Apparently immunocompetent critically ill patients represent an increasing population at risk for invasive pulmonary aspergillosis (IPA). The current review gives an update on the epidemiology, diagnosis, and management of IPA in the ICU.


Patients without apparent severe immunosuppression (e.g. chronic obstructive pulmonary disease, decompensated liver disease, etc.) represent the majority of ICU IPA cases.
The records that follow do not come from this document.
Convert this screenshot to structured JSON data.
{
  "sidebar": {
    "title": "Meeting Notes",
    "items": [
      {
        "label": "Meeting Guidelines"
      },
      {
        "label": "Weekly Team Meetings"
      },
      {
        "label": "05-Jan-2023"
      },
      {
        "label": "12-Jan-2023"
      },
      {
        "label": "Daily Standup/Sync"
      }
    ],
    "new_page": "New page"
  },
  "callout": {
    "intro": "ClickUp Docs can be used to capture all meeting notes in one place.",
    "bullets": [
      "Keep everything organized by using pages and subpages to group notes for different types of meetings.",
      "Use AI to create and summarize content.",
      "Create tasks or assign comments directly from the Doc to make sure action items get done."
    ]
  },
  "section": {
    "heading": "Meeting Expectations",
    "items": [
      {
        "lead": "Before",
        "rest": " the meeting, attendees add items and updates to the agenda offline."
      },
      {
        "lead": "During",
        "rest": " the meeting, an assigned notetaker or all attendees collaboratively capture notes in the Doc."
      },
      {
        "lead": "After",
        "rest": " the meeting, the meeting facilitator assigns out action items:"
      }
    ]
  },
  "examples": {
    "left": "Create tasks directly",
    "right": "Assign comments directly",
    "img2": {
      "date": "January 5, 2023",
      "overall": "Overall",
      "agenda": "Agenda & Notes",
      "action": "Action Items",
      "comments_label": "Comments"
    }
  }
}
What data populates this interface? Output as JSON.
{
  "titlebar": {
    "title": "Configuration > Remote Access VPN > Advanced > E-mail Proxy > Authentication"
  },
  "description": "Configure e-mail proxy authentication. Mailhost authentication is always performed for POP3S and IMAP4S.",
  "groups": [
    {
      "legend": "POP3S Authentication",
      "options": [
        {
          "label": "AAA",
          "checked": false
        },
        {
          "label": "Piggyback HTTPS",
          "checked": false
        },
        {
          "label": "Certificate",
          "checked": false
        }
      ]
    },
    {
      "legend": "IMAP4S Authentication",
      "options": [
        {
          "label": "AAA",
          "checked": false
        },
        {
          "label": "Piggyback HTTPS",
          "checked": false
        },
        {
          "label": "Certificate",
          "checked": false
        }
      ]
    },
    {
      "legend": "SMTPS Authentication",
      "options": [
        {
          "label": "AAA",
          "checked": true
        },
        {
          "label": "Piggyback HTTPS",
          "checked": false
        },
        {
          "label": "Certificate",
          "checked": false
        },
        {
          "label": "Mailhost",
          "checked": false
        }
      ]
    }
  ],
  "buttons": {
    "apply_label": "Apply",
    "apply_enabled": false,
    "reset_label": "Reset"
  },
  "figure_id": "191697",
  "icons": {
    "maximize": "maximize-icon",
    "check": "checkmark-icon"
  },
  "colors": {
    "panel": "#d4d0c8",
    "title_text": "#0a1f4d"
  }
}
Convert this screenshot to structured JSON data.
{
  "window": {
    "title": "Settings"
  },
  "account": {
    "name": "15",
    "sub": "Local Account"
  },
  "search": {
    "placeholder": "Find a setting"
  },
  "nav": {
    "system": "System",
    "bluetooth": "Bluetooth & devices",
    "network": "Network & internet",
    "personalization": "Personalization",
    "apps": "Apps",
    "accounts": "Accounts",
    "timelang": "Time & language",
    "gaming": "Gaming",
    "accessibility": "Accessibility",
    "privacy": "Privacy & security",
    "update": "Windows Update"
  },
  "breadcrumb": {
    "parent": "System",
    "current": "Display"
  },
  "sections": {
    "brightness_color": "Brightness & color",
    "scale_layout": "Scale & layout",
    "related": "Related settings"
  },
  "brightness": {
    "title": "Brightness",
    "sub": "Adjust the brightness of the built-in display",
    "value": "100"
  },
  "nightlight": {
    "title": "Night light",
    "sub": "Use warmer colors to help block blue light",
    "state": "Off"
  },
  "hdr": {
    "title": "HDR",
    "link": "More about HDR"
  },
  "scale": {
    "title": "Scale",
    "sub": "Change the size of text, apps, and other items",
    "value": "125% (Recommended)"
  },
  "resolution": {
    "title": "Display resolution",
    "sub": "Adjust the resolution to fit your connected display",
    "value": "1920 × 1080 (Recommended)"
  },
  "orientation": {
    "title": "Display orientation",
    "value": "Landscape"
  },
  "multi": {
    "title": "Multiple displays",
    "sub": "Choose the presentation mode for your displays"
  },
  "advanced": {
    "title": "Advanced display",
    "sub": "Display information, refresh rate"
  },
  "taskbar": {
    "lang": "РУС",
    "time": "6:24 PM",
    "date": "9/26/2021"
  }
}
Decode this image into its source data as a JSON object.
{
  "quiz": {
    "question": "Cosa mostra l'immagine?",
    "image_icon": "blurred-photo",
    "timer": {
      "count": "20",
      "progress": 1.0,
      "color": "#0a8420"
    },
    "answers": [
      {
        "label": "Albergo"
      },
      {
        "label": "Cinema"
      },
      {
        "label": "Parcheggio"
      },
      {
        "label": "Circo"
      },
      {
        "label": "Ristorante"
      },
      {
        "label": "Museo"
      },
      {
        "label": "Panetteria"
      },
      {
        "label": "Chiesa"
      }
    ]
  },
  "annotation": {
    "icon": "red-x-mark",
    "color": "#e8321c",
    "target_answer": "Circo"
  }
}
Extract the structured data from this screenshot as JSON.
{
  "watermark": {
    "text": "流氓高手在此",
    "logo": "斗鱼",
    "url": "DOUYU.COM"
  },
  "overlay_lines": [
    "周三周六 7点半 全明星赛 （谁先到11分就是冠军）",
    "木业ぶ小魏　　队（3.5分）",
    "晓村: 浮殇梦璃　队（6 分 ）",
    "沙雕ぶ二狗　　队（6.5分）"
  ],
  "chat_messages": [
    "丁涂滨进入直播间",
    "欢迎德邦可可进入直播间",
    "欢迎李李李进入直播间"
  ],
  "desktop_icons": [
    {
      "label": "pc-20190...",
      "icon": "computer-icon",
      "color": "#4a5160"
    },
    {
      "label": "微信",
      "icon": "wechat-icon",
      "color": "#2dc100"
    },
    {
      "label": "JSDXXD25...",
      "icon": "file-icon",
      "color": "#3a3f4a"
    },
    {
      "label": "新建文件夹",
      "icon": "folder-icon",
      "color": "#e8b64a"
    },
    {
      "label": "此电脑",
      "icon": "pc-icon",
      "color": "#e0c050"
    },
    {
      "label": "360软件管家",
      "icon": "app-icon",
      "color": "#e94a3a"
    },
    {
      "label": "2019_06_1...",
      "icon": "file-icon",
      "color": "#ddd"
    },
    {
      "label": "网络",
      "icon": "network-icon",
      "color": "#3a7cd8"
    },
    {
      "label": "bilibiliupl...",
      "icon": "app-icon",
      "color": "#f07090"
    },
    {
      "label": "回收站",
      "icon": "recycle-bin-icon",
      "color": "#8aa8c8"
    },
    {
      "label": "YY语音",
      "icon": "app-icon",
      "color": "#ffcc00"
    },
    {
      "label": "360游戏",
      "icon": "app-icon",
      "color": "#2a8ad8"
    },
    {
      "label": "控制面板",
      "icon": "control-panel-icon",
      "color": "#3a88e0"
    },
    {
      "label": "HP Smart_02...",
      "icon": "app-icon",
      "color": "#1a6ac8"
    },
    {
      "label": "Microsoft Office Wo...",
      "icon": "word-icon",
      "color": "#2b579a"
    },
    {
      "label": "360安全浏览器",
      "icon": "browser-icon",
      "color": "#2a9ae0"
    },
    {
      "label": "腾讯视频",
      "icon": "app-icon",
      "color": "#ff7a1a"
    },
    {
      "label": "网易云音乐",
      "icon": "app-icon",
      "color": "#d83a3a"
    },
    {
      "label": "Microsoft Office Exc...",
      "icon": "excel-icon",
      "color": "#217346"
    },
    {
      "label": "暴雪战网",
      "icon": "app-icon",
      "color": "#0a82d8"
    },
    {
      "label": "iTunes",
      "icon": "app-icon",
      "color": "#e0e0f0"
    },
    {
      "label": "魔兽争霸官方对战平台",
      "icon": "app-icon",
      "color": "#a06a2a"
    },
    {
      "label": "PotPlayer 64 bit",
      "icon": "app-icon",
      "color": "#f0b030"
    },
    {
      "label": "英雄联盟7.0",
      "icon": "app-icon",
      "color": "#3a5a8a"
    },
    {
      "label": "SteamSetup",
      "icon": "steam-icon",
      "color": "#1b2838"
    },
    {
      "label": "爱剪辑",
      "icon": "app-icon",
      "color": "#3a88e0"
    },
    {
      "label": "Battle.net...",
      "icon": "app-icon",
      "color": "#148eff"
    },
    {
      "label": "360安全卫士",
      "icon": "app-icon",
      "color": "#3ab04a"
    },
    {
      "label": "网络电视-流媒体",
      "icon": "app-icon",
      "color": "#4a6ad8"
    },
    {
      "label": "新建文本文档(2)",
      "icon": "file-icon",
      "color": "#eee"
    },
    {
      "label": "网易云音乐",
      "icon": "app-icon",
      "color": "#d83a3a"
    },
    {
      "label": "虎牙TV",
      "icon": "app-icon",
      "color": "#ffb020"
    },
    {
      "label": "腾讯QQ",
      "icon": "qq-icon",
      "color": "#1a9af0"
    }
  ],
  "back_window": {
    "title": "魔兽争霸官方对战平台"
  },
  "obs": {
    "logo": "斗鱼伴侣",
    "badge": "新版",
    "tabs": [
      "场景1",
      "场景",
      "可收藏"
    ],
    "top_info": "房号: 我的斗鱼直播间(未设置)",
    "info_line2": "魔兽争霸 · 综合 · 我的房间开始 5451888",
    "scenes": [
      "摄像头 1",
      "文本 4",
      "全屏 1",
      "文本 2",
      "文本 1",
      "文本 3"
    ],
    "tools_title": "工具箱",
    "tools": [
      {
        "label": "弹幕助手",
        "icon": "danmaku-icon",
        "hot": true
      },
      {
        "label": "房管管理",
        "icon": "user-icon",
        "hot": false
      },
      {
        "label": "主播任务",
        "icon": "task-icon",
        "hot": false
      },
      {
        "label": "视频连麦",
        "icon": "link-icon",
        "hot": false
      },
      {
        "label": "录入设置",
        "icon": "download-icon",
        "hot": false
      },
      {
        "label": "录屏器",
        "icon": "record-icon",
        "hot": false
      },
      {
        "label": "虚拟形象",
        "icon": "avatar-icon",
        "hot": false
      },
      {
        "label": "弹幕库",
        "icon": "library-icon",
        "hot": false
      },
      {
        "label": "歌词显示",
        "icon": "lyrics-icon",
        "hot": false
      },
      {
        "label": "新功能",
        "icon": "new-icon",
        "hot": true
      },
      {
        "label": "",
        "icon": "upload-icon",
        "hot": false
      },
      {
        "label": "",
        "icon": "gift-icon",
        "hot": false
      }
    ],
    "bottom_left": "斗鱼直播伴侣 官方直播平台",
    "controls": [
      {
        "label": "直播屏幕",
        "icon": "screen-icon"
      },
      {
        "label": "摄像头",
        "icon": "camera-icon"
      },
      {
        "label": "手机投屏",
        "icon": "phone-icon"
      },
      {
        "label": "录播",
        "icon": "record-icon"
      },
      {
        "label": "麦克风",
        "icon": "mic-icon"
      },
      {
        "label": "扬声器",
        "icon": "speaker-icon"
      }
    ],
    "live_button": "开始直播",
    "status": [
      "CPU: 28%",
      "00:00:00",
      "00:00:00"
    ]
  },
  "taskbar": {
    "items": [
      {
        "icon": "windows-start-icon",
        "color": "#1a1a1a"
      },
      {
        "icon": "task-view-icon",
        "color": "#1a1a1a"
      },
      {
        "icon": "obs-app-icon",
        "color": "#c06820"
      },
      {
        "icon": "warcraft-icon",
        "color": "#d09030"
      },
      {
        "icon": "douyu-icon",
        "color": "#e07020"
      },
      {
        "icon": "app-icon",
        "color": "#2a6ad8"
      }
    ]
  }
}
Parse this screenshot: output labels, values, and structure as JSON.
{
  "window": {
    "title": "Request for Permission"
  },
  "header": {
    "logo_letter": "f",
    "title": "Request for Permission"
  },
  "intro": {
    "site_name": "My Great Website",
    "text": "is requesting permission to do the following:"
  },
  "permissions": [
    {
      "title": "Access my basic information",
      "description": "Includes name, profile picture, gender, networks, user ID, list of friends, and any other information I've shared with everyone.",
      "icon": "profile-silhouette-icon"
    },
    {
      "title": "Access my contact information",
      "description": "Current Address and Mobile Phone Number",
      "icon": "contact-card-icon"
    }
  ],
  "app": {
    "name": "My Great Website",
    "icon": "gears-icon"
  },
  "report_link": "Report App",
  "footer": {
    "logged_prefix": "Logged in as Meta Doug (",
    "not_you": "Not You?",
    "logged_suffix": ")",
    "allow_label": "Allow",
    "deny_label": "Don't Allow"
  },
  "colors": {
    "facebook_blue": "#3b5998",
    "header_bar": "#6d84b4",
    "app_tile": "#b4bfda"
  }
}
IPA diagnosis is problematic and the true incidence of IPA is difficult to be estimated because of the nonspecific clinical presentation. A user-friendly clinical diagnostic algorithm for IPA is valuable, particularly through a high negative predictive value. IPA carries a poor prognosis and has an important impact on hospital costs. Timely diagnosis and prompt administration of appropriate treatment may improve the outcomes. Intravenous voriconazole is the recommended primary IPA treatment, but liposomal amphotericin B also has clinical utility. Voriconazole presents bioavailability and toxicity issues, and drug level monitoring is advocated. Caspofungin or antifungal combinations are recommended as salvage therapy.


A high level of suspicion in critically ill patients presenting with Aspergillus-positive respiratory tract cultures or nonresolving pulmonary infection may lead to earlier IPA diagnosis. Dosage individualization may decrease treatment discontinuation and improve clinical efficacy.